Criminal Culpability: Polyflor Ltd v Health and Safety Executive4

The Court of Appeal upheld the conviction of the appellant employer for failing so far as reasonably practicable to ensure the health and safety of its employees contrary to s.33 Health and Safety at Work etc Act 1974.

An employee was injured when his arm got caught in machinery whilst he was checking it. The machinery normally ran with guards attached but, when it became blocked, the employee raised a permit to work to run the machine without guards. Permission was given and the employee put a spanner in the belt to find the point where the belt was rubbing. The spanner got caught in the machinery, the employee could not let go of it in time and he broke his arm. The employer was subsequently prosecuted.

At trial the employee accepted that he had been foolish and an expert for the prosecution  gave evidence that “if someone’s going to do something stupid, you cannot stop them”. As a result the employer made a submission of no case to answer.
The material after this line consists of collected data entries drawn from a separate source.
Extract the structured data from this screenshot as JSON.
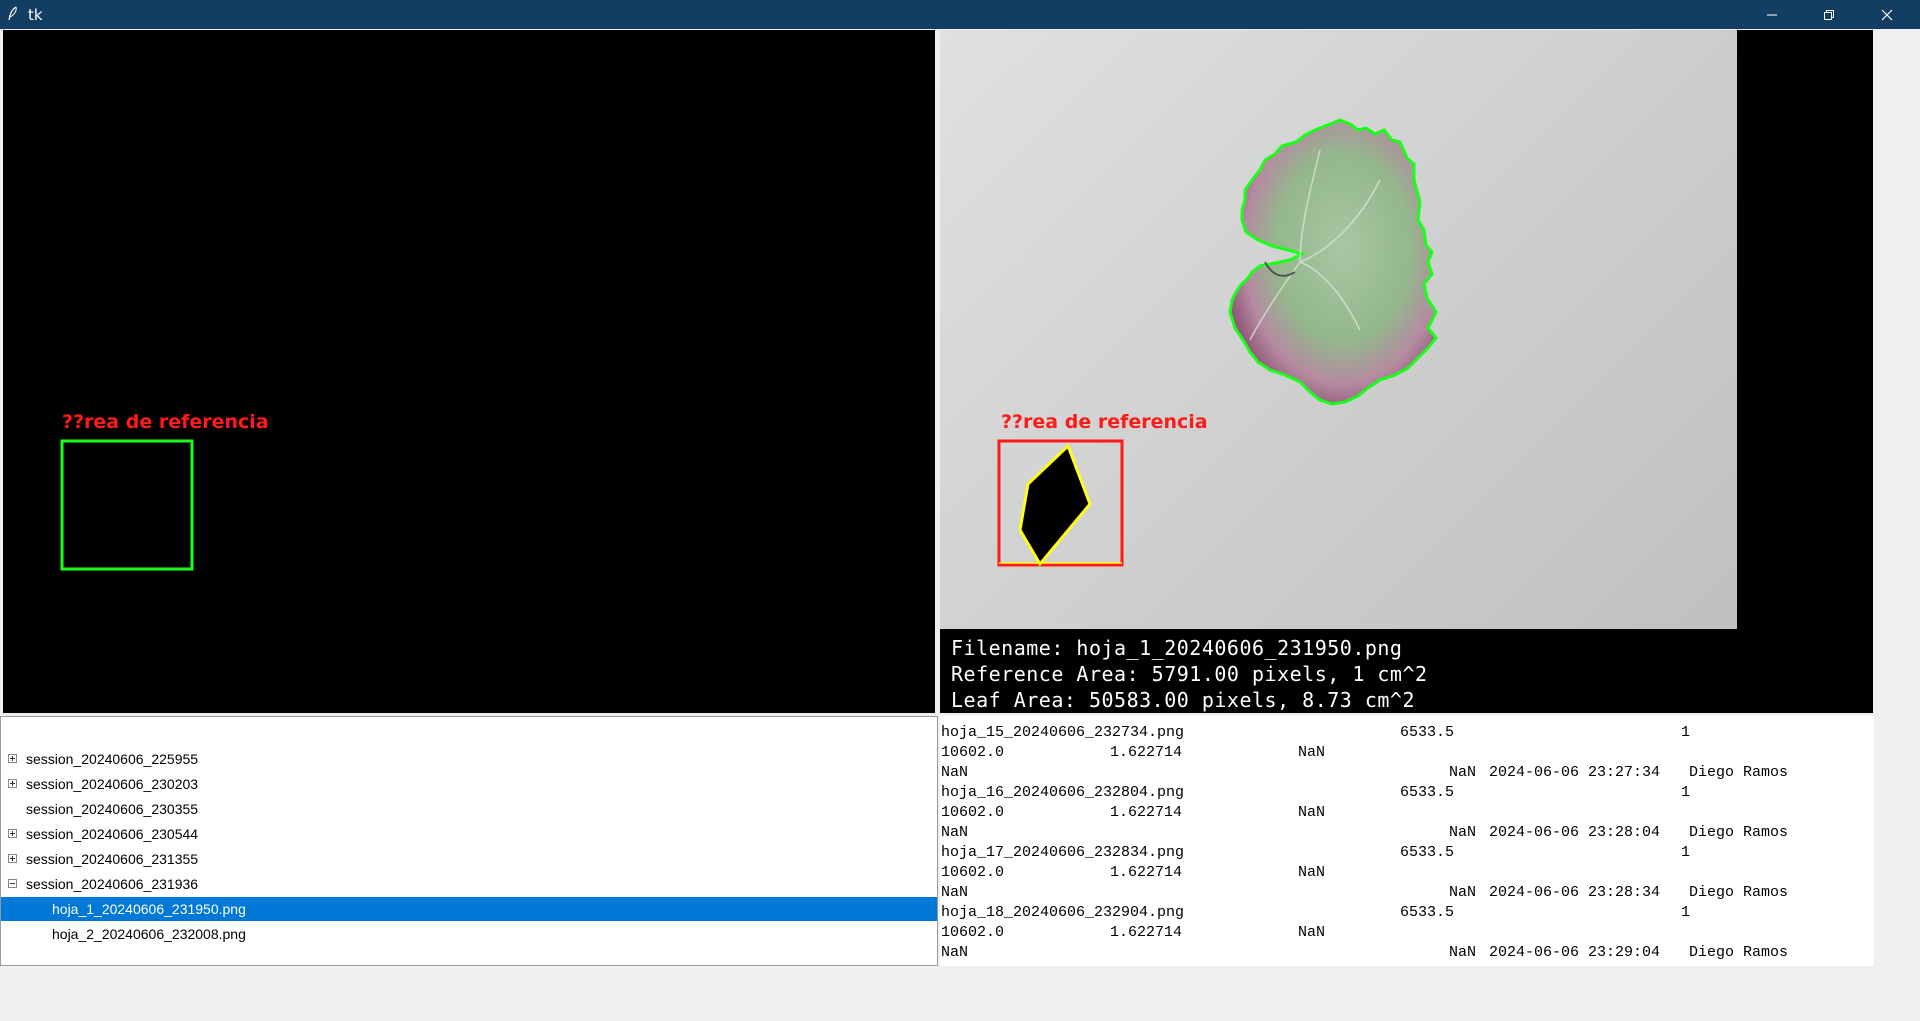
{
  "window": {
    "title": "tk"
  },
  "left_view": {
    "reference_label": "??rea de referencia"
  },
  "right_view": {
    "reference_label": "??rea de referencia",
    "info": [
      "Filename: hoja_1_20240606_231950.png",
      "Reference Area: 5791.00 pixels, 1 cm^2",
      "Leaf Area: 50583.00 pixels, 8.73 cm^2"
    ]
  },
  "tree": {
    "items": [
      {
        "label": "session_20240606_225955",
        "expander": "plus",
        "level": 0,
        "selected": false
      },
      {
        "label": "session_20240606_230203",
        "expander": "plus",
        "level": 0,
        "selected": false
      },
      {
        "label": "session_20240606_230355",
        "expander": "none",
        "level": 0,
        "selected": false
      },
      {
        "label": "session_20240606_230544",
        "expander": "plus",
        "level": 0,
        "selected": false
      },
      {
        "label": "session_20240606_231355",
        "expander": "plus",
        "level": 0,
        "selected": false
      },
      {
        "label": "session_20240606_231936",
        "expander": "minus",
        "level": 0,
        "selected": false
      },
      {
        "label": "hoja_1_20240606_231950.png",
        "expander": "none",
        "level": 1,
        "selected": true
      },
      {
        "label": "hoja_2_20240606_232008.png",
        "expander": "none",
        "level": 1,
        "selected": false
      }
    ]
  },
  "log": {
    "records": [
      {
        "filename": "hoja_15_20240606_232734.png",
        "v1": "6533.5",
        "v2": "1",
        "v3": "10602.0",
        "v4": "1.622714",
        "v5": "NaN",
        "v6": "NaN",
        "v7": "NaN",
        "timestamp": "2024-06-06 23:27:34",
        "user": "Diego Ramos"
      },
      {
        "filename": "hoja_16_20240606_232804.png",
        "v1": "6533.5",
        "v2": "1",
        "v3": "10602.0",
        "v4": "1.622714",
        "v5": "NaN",
        "v6": "NaN",
        "v7": "NaN",
        "timestamp": "2024-06-06 23:28:04",
        "user": "Diego Ramos"
      },
      {
        "filename": "hoja_17_20240606_232834.png",
        "v1": "6533.5",
        "v2": "1",
        "v3": "10602.0",
        "v4": "1.622714",
        "v5": "NaN",
        "v6": "NaN",
        "v7": "NaN",
        "timestamp": "2024-06-06 23:28:34",
        "user": "Diego Ramos"
      },
      {
        "filename": "hoja_18_20240606_232904.png",
        "v1": "6533.5",
        "v2": "1",
        "v3": "10602.0",
        "v4": "1.622714",
        "v5": "NaN",
        "v6": "NaN",
        "v7": "NaN",
        "timestamp": "2024-06-06 23:29:04",
        "user": "Diego Ramos"
      }
    ]
  },
  "colors": {
    "titlebar": "#133e63",
    "selection": "#0078d7",
    "contour_green": "#1aff1a",
    "reference_red": "#ff1a1a",
    "reference_yellow": "#ffff1a"
  }
}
However, the judge found that there was a case to answer based on the existence of risk arising from the unguarded use of the machine. The employer was found guilty by the jury.

The employer appealed submitting that the judge erred in rejecting the submission of no case to answer as there was no evidence of a breach of duty and the judge used the wrong test. The employer argued that a risk would only materialise if an employee did something very foolish, which the employee accepted he did, and that was not sufficient.
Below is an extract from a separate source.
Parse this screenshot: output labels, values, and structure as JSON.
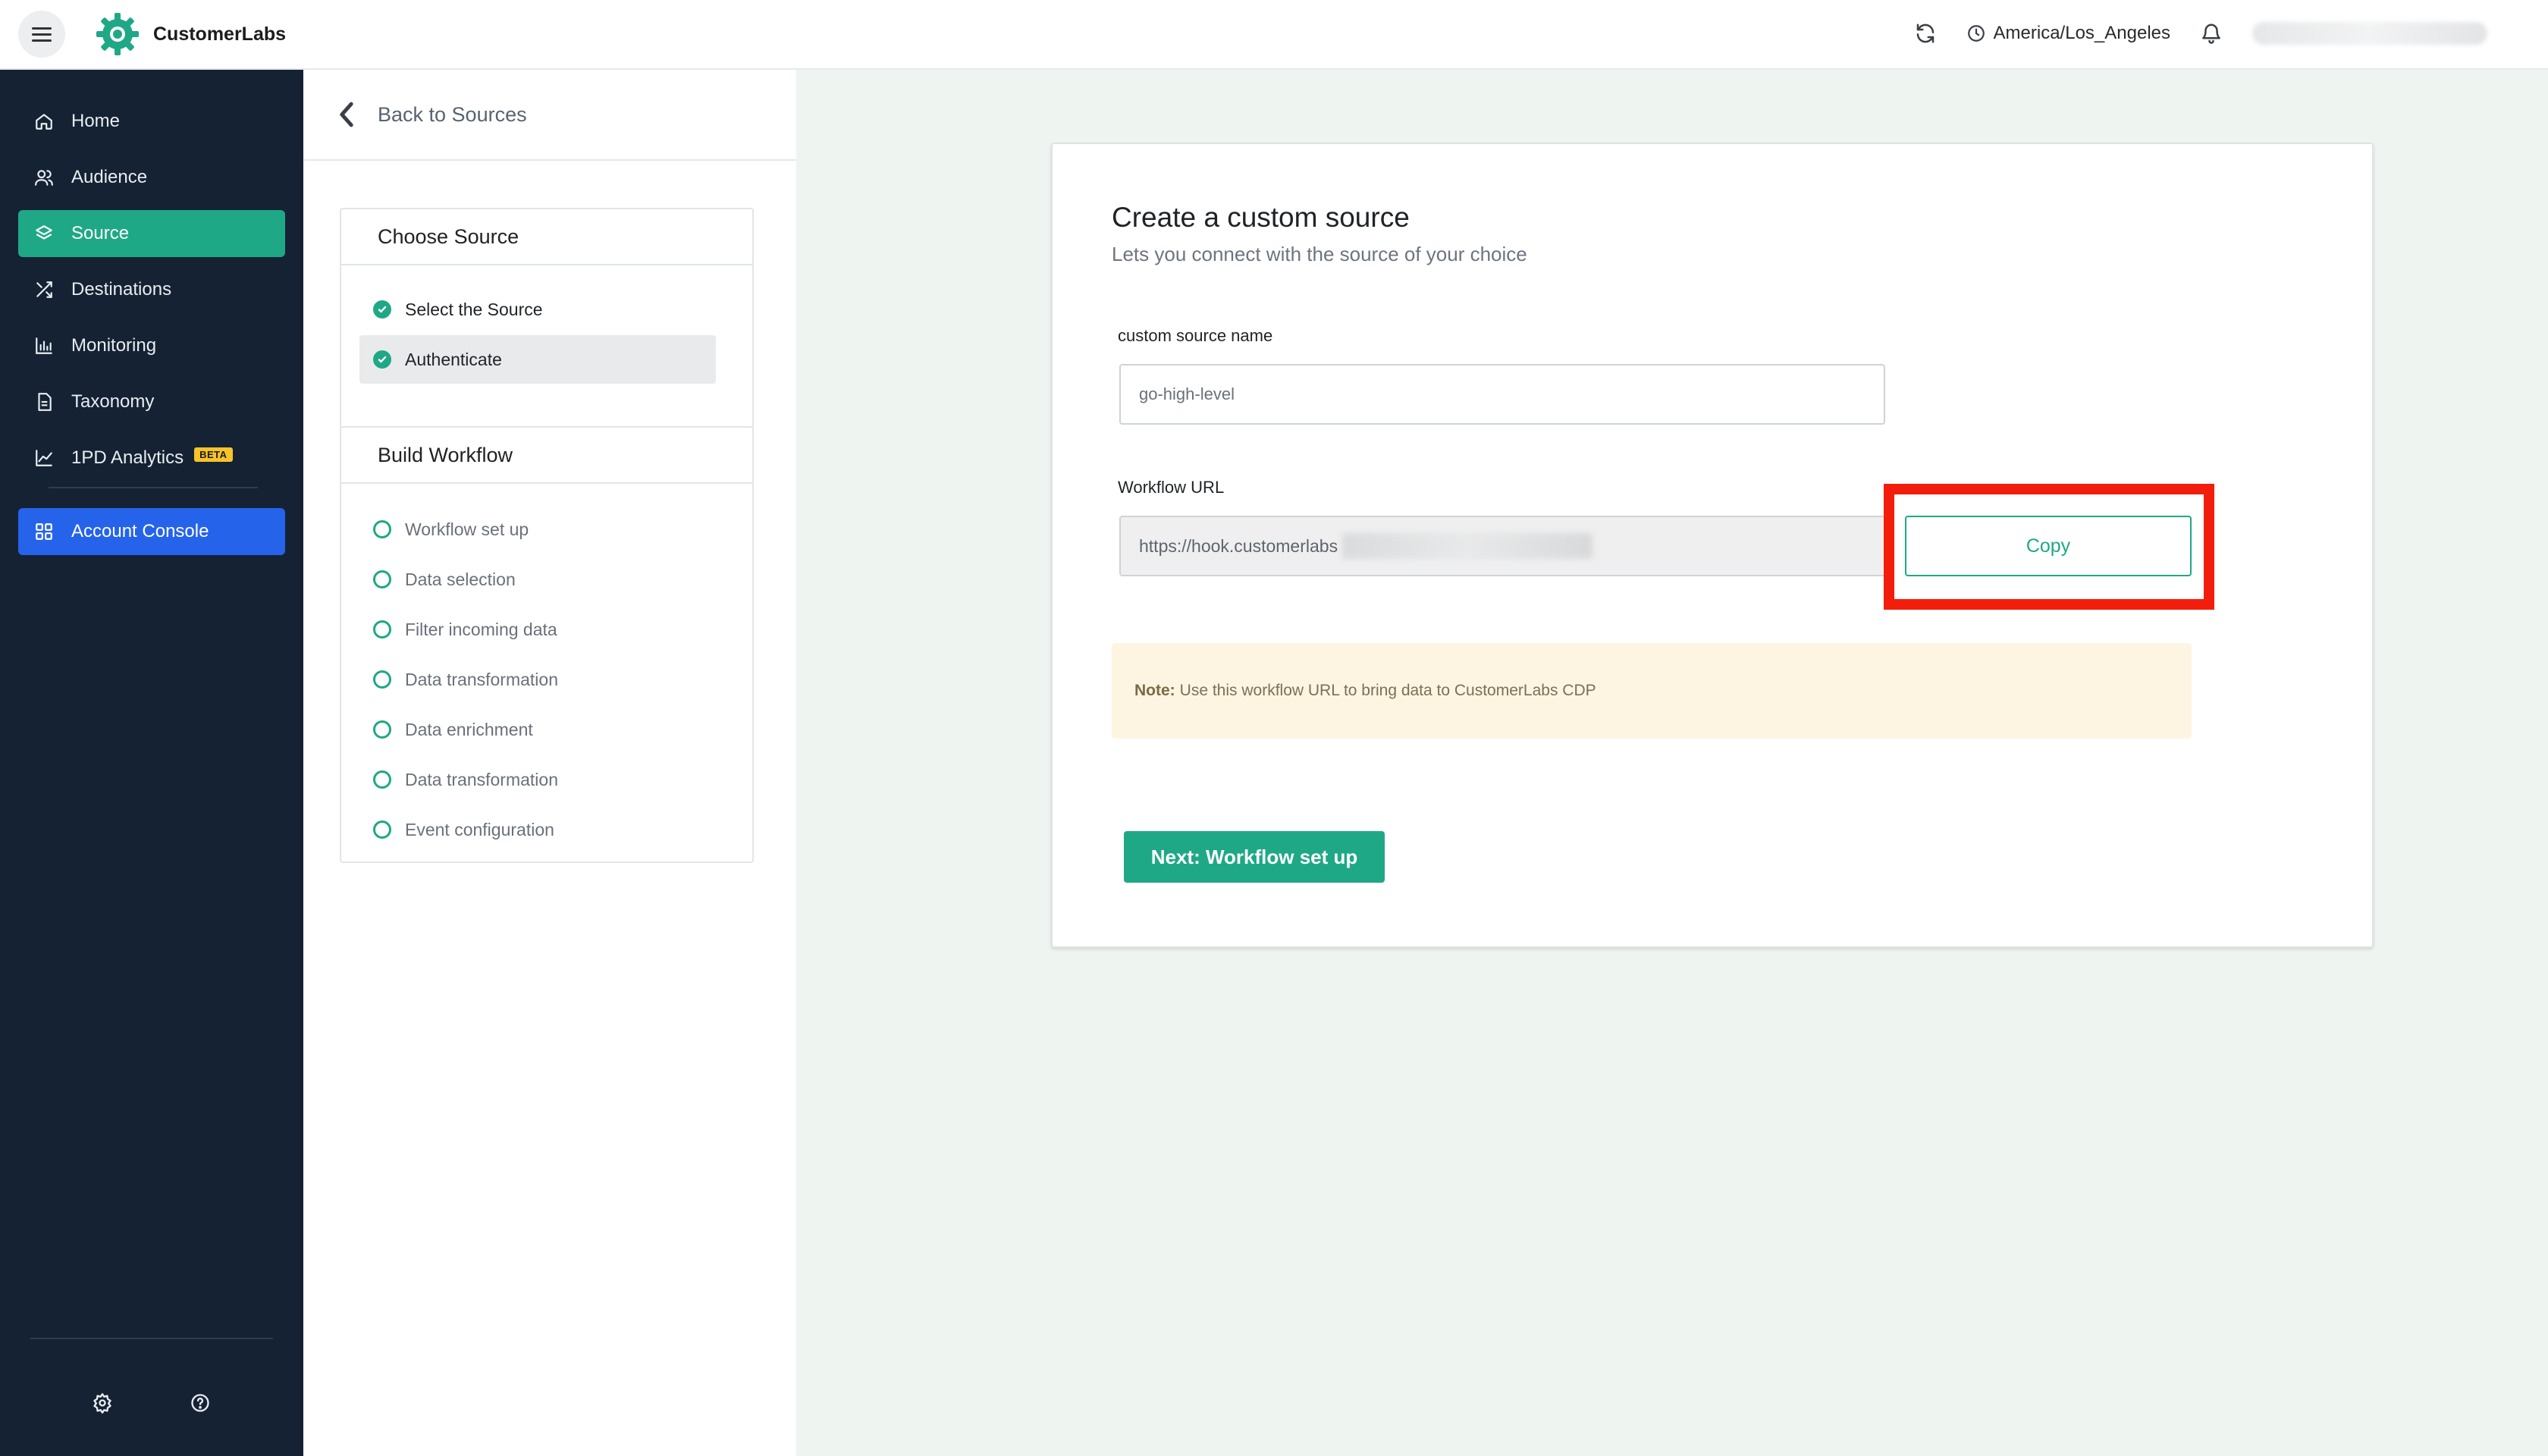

The appeal was dismissed. For the case to go to the jury, the prosecution had only to adduce some evidence of exposure to risk. Once that was established the onus shifted to the employer to show, on the balance of probabilities, that it did all that was reasonably practicable to ensure that its employee was not exposed to such risk.

The employees had been exposed to a clear, obvious and material risk to their health and safety by the removal of guards on the machinery so that a maintenance operation could  be performed while the machine was still in operation. Such an activity was permitted by the employer under a permit to work system such that there was in place a system whereby employees were exposed to a clear risk. That was sufficient for the evidential threshold to be met. The creation of a material risk by the carelessness, including gross carelessness, of an employee remained a material risk for the purpose of the offence.